Probable. D'ici quelques jours, il est à parier que nous verrons fleurir quelques fines « analyses » de ce genre. Dans l'effrayant climat de déni bien-pensant qui continue d'entourer l'ampleur du danger islamiste en Europe — car c'est un fait, l'ennemi est désormais intérieur autant qu'extérieur —, rappelons en effet que la plupart de nos journaux se complaisaient, il y a encore un an, à reprendre en chœur cet euphémisme rassurant. Pieuse sidération. Un « enfant perdu », c'est mignon, cela suscite la bienveillance et la compassion. Et l'endormissement des consciences au passage, de quoi prolonger l'interminable sieste européenne. Du reste, un grand quotidien a choisi de traiter ce « fait divers » (?) en « société » et non dans ses pages internationales. Comme si nous n'avions pas affaire à un fléau désormais planétaire ; comme si Ayoub El Khazzani ne revenait pas de Syrie ; comme si quelque 10 000 jeunes musulmans d'Europe n'étaient pas désormais concernés par le djihadisme ; et comme si leurs mentors leur conseillaient à leur retour d'aller à la plage (encore que depuis la tuerie de Sousse…), au lieu de commettre des attentats contre un Occident honni et mécréant — aurait-on déjà oublié le décapité de l'Isère de la fin juin ?

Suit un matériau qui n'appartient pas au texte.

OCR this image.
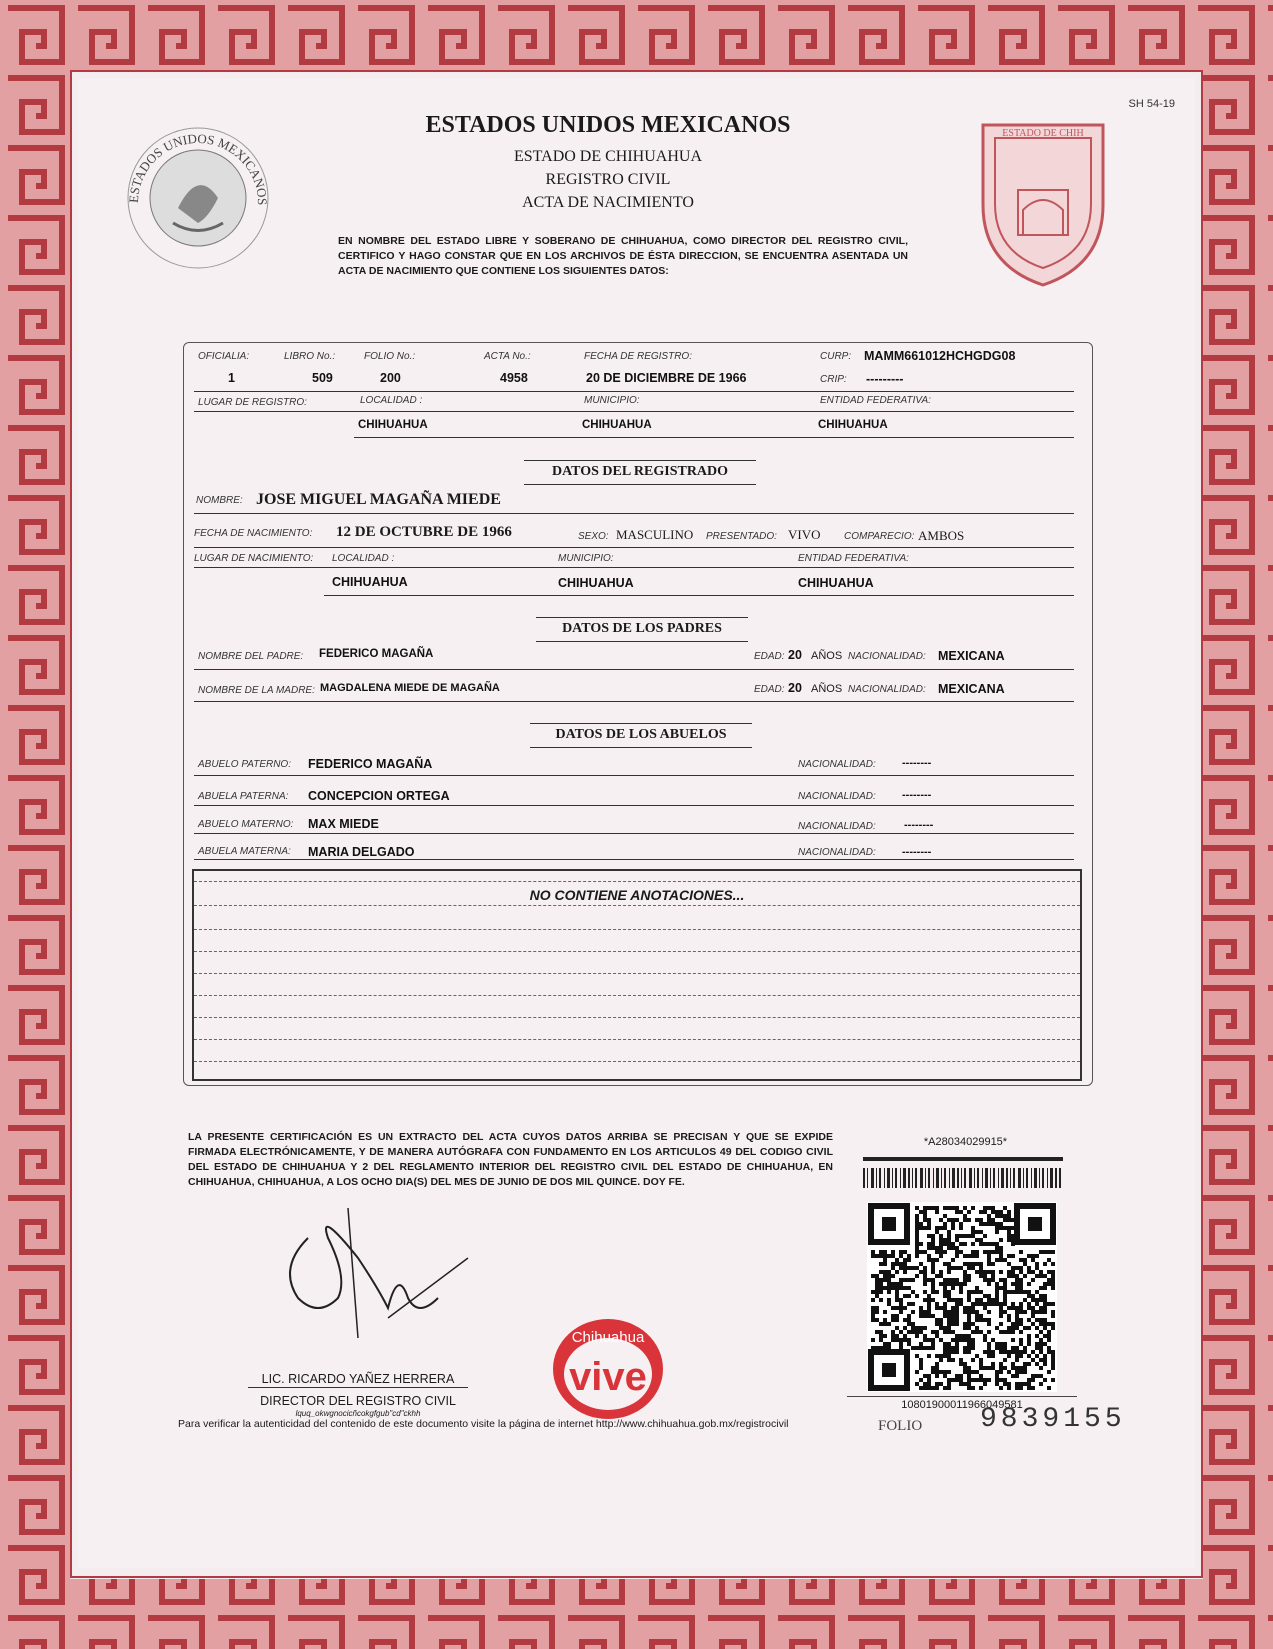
SH 54-19
ESTADOS UNIDOS MEXICANOS
ESTADO DE CHIH
ESTADOS UNIDOS MEXICANOS
ESTADO DE CHIHUAHUA
REGISTRO CIVIL
ACTA DE NACIMIENTO
EN NOMBRE DEL ESTADO LIBRE Y SOBERANO DE CHIHUAHUA, COMO DIRECTOR DEL REGISTRO CIVIL, CERTIFICO Y HAGO CONSTAR QUE EN LOS ARCHIVOS DE ÉSTA DIRECCION, SE ENCUENTRA ASENTADA UN ACTA DE NACIMIENTO QUE CONTIENE LOS SIGUIENTES DATOS:
OFICIALIA:	LIBRO No.:	FOLIO No.:	ACTA No.:	FECHA DE REGISTRO:	CURP: MAMM661012HCHGDG08
CRIP: ---------
1	509	200	4958	20 DE DICIEMBRE DE 1966
LUGAR DE REGISTRO:	LOCALIDAD :	MUNICIPIO:	ENTIDAD FEDERATIVA:
CHIHUAHUA	CHIHUAHUA	CHIHUAHUA
DATOS DEL REGISTRADO
NOMBRE: JOSE MIGUEL MAGAÑA MIEDE
FECHA DE NACIMIENTO: 12 DE OCTUBRE DE 1966	SEXO: MASCULINO PRESENTADO: VIVO COMPARECIO: AMBOS
LUGAR DE NACIMIENTO: LOCALIDAD :	MUNICIPIO:	ENTIDAD FEDERATIVA:
CHIHUAHUA	CHIHUAHUA	CHIHUAHUA
DATOS DE LOS PADRES
NOMBRE DEL PADRE: FEDERICO MAGAÑA	EDAD: 20 AÑOS NACIONALIDAD: MEXICANA
NOMBRE DE LA MADRE: MAGDALENA MIEDE DE MAGAÑA	EDAD: 20 AÑOS NACIONALIDAD: MEXICANA
DATOS DE LOS ABUELOS
ABUELO PATERNO: FEDERICO MAGAÑA	NACIONALIDAD: --------
ABUELA PATERNA: CONCEPCION ORTEGA	NACIONALIDAD: --------
ABUELO MATERNO: MAX MIEDE	NACIONALIDAD:	--------
ABUELA MATERNA: MARIA DELGADO	NACIONALIDAD: --------
NO CONTIENE ANOTACIONES...
LA PRESENTE CERTIFICACIÓN ES UN EXTRACTO DEL ACTA CUYOS DATOS ARRIBA SE PRECISAN Y QUE SE EXPIDE FIRMADA ELECTRÓNICAMENTE, Y DE MANERA AUTÓGRAFA CON FUNDAMENTO EN LOS ARTICULOS 49 DEL CODIGO CIVIL DEL ESTADO DE CHIHUAHUA Y 2 DEL REGLAMENTO INTERIOR DEL REGISTRO CIVIL DEL ESTADO DE CHIHUAHUA, EN CHIHUAHUA, CHIHUAHUA, A LOS OCHO DIA(S) DEL MES DE JUNIO DE DOS MIL QUINCE. DOY FE.
*A28034029915*
10801900011966049581
LIC. RICARDO YAÑEZ HERRERA
DIRECTOR DEL REGISTRO CIVIL
lquq_okwgnocicñcokgfgub"cd"ckhh
Chihuahua
vive
Para verificar la autenticidad del contenido de este documento visite la página de internet http://www.chihuahua.gob.mx/registrocivil	FOLIO 9839155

Et dans une semaine? On ne voit aucune raison pour que nos belles âmes n'accordent pas le statut de « victime » à ce terroriste-là aussi, muni d'une kalachnikov, de neuf chargeurs bien garnis, d'un pistolet automatique Luger, d'un chargeur neuf mm et d'un cutter, un fanatique prêt, autrement dit, à assassiner des centaines de passagers. Une « victime » ? Cela ne fera aucun doute puisque l'homme, un ressortissant marocain doté d'une carte de séjour lui permettant de se déplacer librement en Europe, appartient à la catégorie « damné-de-la-terre », humilié par une Europe intrinsèquement coupable et post-coloniale. Ne demandons plus à nos bigots « progressistes » et définitivement aveugles — ceux que certains intellectuels d'origine musulmane laïcs et démocrates n'hésitent plus à qualifier de « collabos face aux islamistes » —, d'entrouvrir un œil et de mettre leur montre à l'heure. Plus leur sens moral se perd, plus leur catéchisme binaire se révèle obsolète, plus ils s'y enferrent. Leur cas est désespéré, mais leur capacité de nuisance intacte. On l'a vu au lendemain des tueries de janvier 2015 à Paris : voilà déjà que quelques semaines plus tard, il ne s'agissait déjà plus de combattre l'islamisme radical, mais le « laïcisme radical » (Todd) ou encore, sur Médiapart, « le triomphe du Parti de l'ordre » (le plan Vigipirate…). Car, cela va de soi, les bourreaux étaient en vérité les victimes (des discriminations et de la haine des Noirs et des Arabes) et les victimes de Charlie ou de la supérette casher des bourreaux : les premiers avaient offusqué les musulmans avec leurs caricatures du Prophète et les Juifs faisant leurs courses un vendredi après-midi devaient être les suppôts d'un Etat « nazi », à savoir Israël…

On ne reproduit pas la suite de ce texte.